In my experience, the school’s director, Tom Hicks, and the staff have been extraordinarily thoughtful in managing the school’s space off Cohasset Road near East Avenue. They have made major efforts to accommodate the concerns of neighbors while developing a structure to maximize student learning. I encourage people to visit Wildflower to see the facility and observe excellent teaching. Give the school a call at 892-1676 and we’ll be delighted to show you around. Or go online to wildflowerschool.com to learn more about the school’s innovative programs.

Stephen Tchudi

Yankee Hill


“Views of homelessness” (Letters, by Gordon Reimer, Dec. 26):

To the gentleman who suggested legal camping sites and public bathrooms should be taken care of by nonprofit organizations, the manner in which golf and horse riding are managed:

Like golf and horse riding, shelter for people with little or no income is very much dependent on the sympathy of the rich. In an interesting twist, we live in a society where you can ride a horse around a golf course on public land in Bidwell Park.
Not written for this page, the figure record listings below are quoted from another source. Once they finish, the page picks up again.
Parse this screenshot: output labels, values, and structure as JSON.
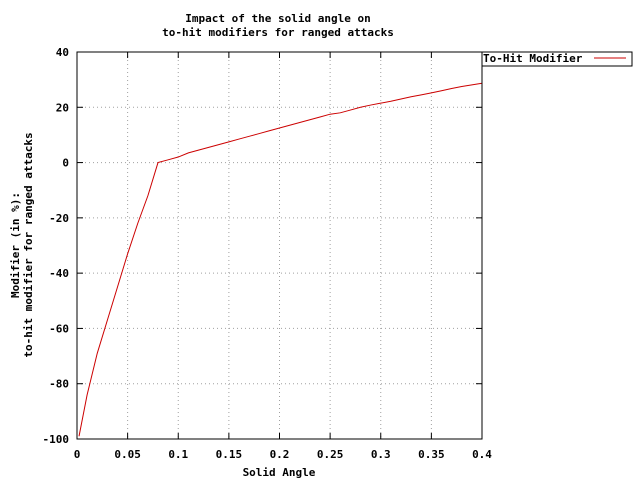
{
  "chart_data": {
    "type": "line",
    "title": [
      "Impact of the solid angle on",
      "to-hit modifiers for ranged attacks"
    ],
    "xlabel": "Solid Angle",
    "ylabel": [
      "Modifier (in %):",
      "to-hit modifier for ranged attacks"
    ],
    "xlim": [
      0,
      0.4
    ],
    "ylim": [
      -100,
      40
    ],
    "xticks": [
      0,
      0.05,
      0.1,
      0.15,
      0.2,
      0.25,
      0.3,
      0.35,
      0.4
    ],
    "xtick_labels": [
      "0",
      "0.05",
      "0.1",
      "0.15",
      "0.2",
      "0.25",
      "0.3",
      "0.35",
      "0.4"
    ],
    "yticks": [
      -100,
      -80,
      -60,
      -40,
      -20,
      0,
      20,
      40
    ],
    "ytick_labels": [
      "-100",
      "-80",
      "-60",
      "-40",
      "-20",
      "0",
      "20",
      "40"
    ],
    "grid": true,
    "legend_position": "top-right",
    "series": [
      {
        "name": "To-Hit Modifier",
        "color": "#cc0000",
        "x": [
          0.002,
          0.01,
          0.02,
          0.03,
          0.04,
          0.05,
          0.06,
          0.07,
          0.08,
          0.09,
          0.1,
          0.11,
          0.12,
          0.13,
          0.14,
          0.15,
          0.16,
          0.17,
          0.18,
          0.19,
          0.2,
          0.21,
          0.22,
          0.23,
          0.24,
          0.25,
          0.26,
          0.27,
          0.28,
          0.29,
          0.3,
          0.31,
          0.32,
          0.33,
          0.34,
          0.35,
          0.36,
          0.37,
          0.38,
          0.39,
          0.4
        ],
        "y": [
          -99,
          -84,
          -69,
          -57,
          -45,
          -33,
          -22,
          -12,
          0,
          1,
          2,
          3.5,
          4.5,
          5.5,
          6.5,
          7.5,
          8.5,
          9.5,
          10.5,
          11.5,
          12.5,
          13.5,
          14.5,
          15.5,
          16.5,
          17.5,
          18,
          19,
          20,
          20.8,
          21.5,
          22.2,
          23,
          23.8,
          24.5,
          25.2,
          26,
          26.8,
          27.5,
          28.1,
          28.7
        ]
      }
    ]
  }
}
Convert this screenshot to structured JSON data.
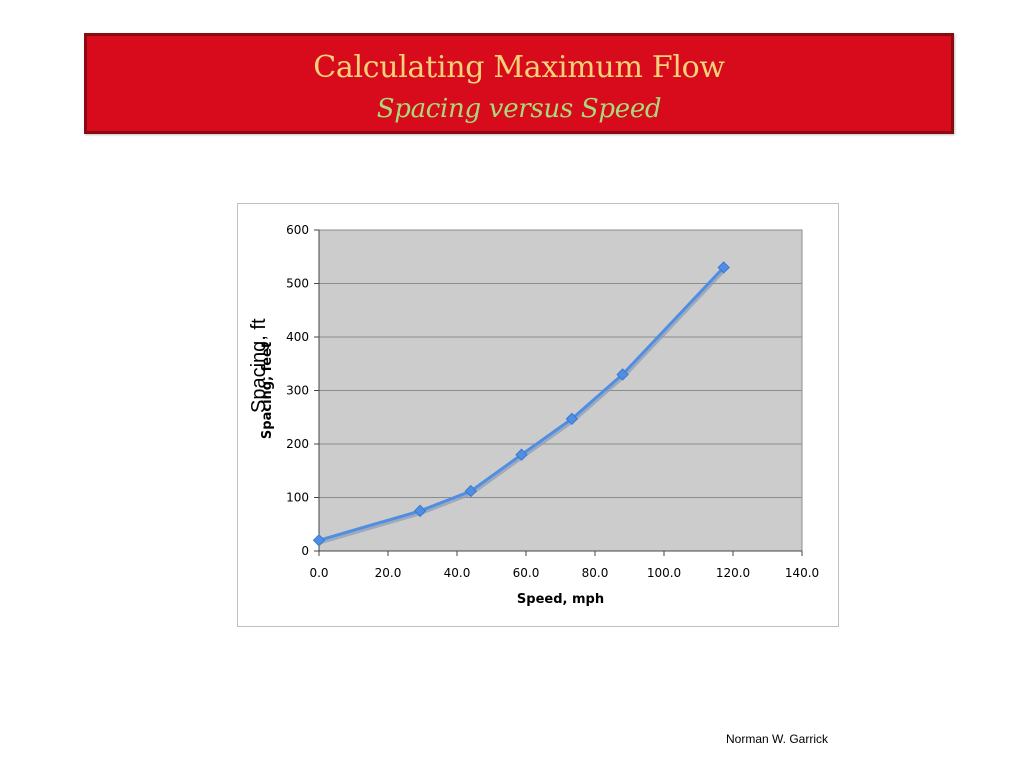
{
  "slide": {
    "title": "Calculating Maximum Flow",
    "subtitle": "Spacing versus Speed",
    "overlay_ylabel": "Spacing, ft",
    "footer": "Norman W. Garrick"
  },
  "chart_data": {
    "type": "line",
    "xlabel": "Speed, mph",
    "ylabel": "Spacing, feet",
    "xlim": [
      0,
      140
    ],
    "ylim": [
      0,
      600
    ],
    "xticks": [
      0,
      20,
      40,
      60,
      80,
      100,
      120,
      140
    ],
    "xtick_labels": [
      "0.0",
      "20.0",
      "40.0",
      "60.0",
      "80.0",
      "100.0",
      "120.0",
      "140.0"
    ],
    "yticks": [
      0,
      100,
      200,
      300,
      400,
      500,
      600
    ],
    "ytick_labels": [
      "0",
      "100",
      "200",
      "300",
      "400",
      "500",
      "600"
    ],
    "grid": "horizontal",
    "plot_background": "#cccccc",
    "series": [
      {
        "color": "#4f8ee3",
        "marker": "diamond",
        "x": [
          0,
          29.3,
          44,
          58.7,
          73.3,
          88,
          117.3
        ],
        "y": [
          20,
          75,
          112,
          180,
          247,
          330,
          530
        ]
      }
    ]
  }
}
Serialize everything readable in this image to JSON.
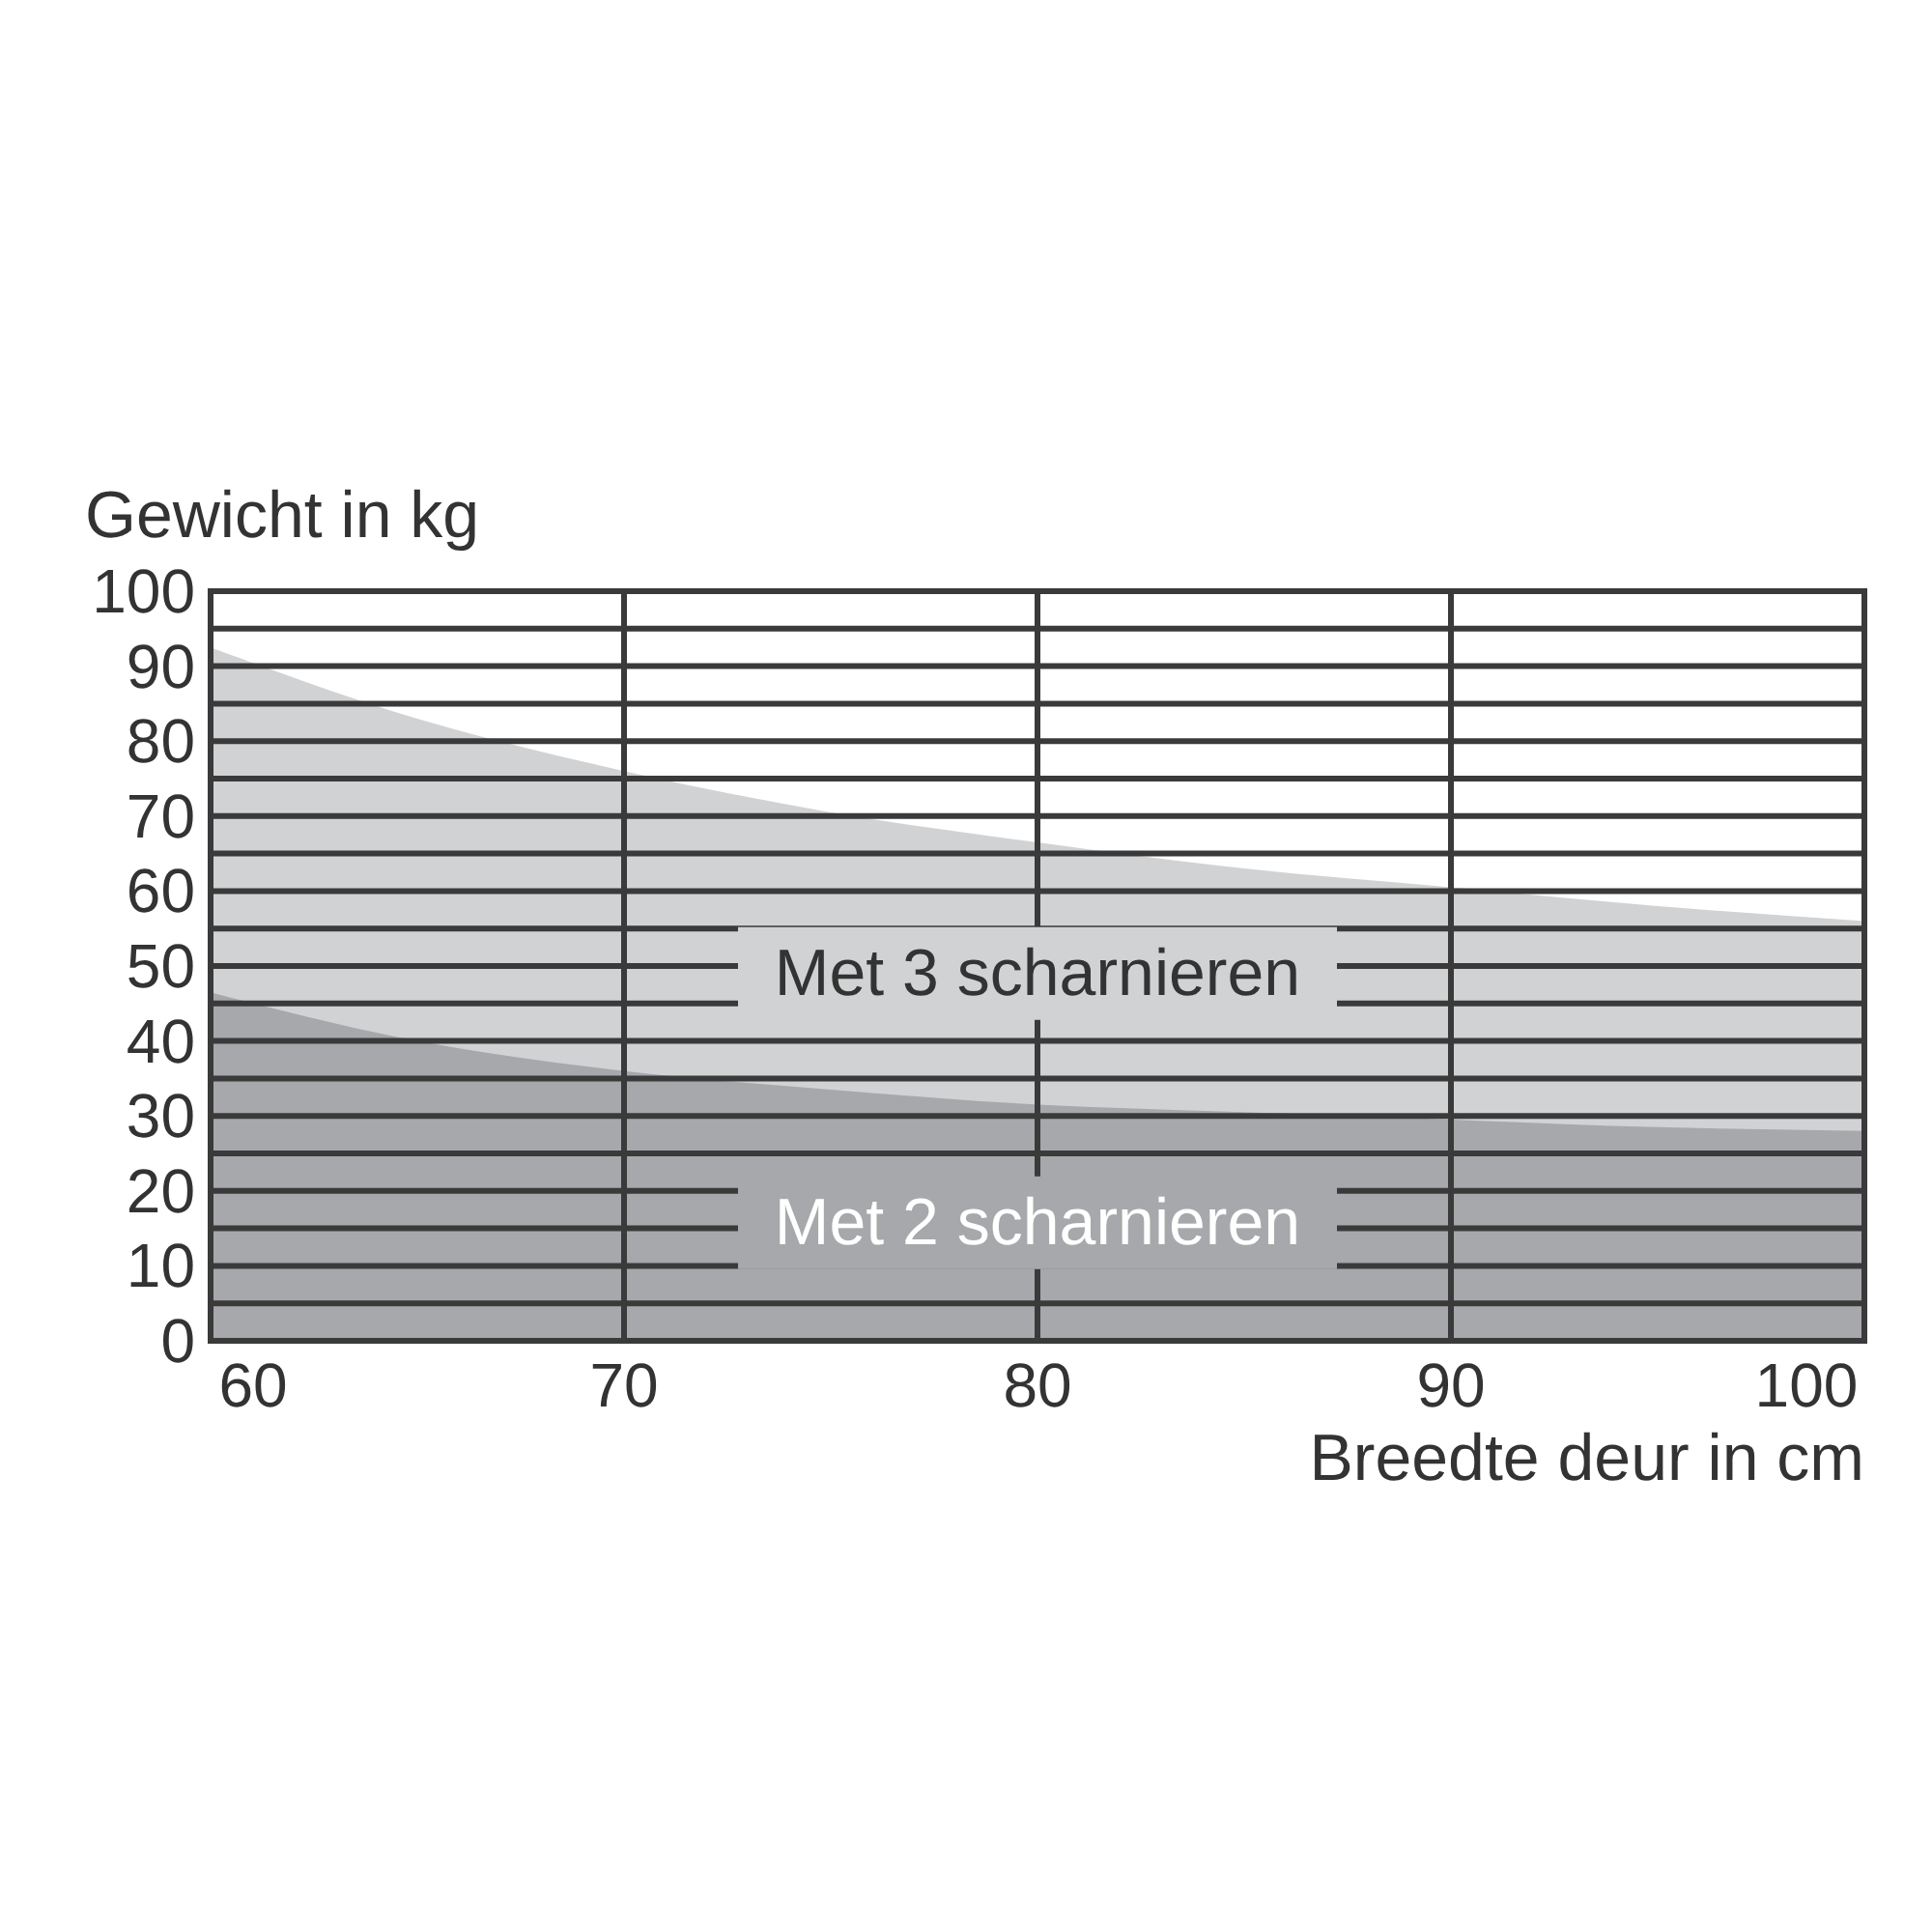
{
  "chart_data": {
    "type": "area",
    "xlabel": "Breedte deur in cm",
    "ylabel": "Gewicht in kg",
    "x": [
      60,
      65,
      70,
      75,
      80,
      85,
      90,
      95,
      100
    ],
    "series": [
      {
        "name": "Met 3 scharnieren",
        "color": "#d1d2d4",
        "values": [
          92.5,
          83,
          76,
          70.5,
          66.5,
          63,
          60.5,
          58,
          56
        ]
      },
      {
        "name": "Met 2 scharnieren",
        "color": "#a7a8ab",
        "values": [
          46.5,
          40,
          36,
          33.5,
          31.5,
          30.5,
          29.5,
          28.5,
          28
        ]
      }
    ],
    "xlim": [
      60,
      100
    ],
    "xticks": [
      60,
      70,
      80,
      90,
      100
    ],
    "ylim": [
      0,
      100
    ],
    "yticks": [
      0,
      {
        "value": 5,
        "label": null
      },
      10,
      {
        "value": 15,
        "label": null
      },
      20,
      {
        "value": 25,
        "label": null
      },
      30,
      {
        "value": 35,
        "label": null
      },
      40,
      {
        "value": 45,
        "label": null
      },
      50,
      {
        "value": 55,
        "label": null
      },
      60,
      {
        "value": 65,
        "label": null
      },
      70,
      {
        "value": 75,
        "label": null
      },
      80,
      {
        "value": 85,
        "label": null
      },
      90,
      {
        "value": 95,
        "label": null
      },
      100
    ],
    "grid": true
  }
}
So if, Mr. Reimer, it seems to you “dictatorial” to demand public resources for shelter, it may be this is your moralistic ideology insisting that people without money must suffer.

Addison Winslow


What are the positives?

Re “Shelter discussion” (Letters, by Patrick Newman) and “Protest success” (Newslines, by Ashiah Scharaga, Dec. 19):

In the CN&R’s Dec. 19 issue, a number of complaints and demands were made by the homeless community and their advocates, such as “shelters are a form of incarceration,” “engineered deprivation,” “there needs to be a 24-hour centrally located shelter or at the very least, a place designated for legal camping,” and “centers need to be open more often and provide beds and a meal.”

The chronic homeless community brings with it shoplifting, shopping cart theft, vandalism, illegal trespassing, camping and campfires. Let’s not forget littering, waterway pollution, theft of recyclables from recyclable containers, drug and alcohol addiction, littering of used needles and other trash, personal property theft (bicycles for example), and increased demand on policing and medical services all at the expense of local taxpayers.

For a group that has a lot of complaints and demands, they are noticeably silent on anything positive that they may bring to our community. I guess the big question is, do they want to be part of our community or are they only willing to use and abuse our community for their own personal gain?

Gordon Reimer


Primary nightmares

I had a dream that an independent socialist who lost in the 2016 Democratic primary is running again. I had a dream that a white woman who claimed Native American heritage to identify as a minority is in the race. I had a dream that a man who, like Trump, would defy a subpoena letter only to renege the next day, was in the race.

I had a dream that millionaire Andrew Yang and billionaires Michael Bloomberg and Tom Steyer were in the race, all spending millions on TV ads that would be better spent for aid to the homeless.

I recently received a scornful, derisive and mocking letter of retort for calling the array of Democratic candidates in the 2020 primary election “nightmarish.” But quite to the contrary, the nightmare lives on and escalates. Brace yourselves for four more years of Trump chaos on steroids.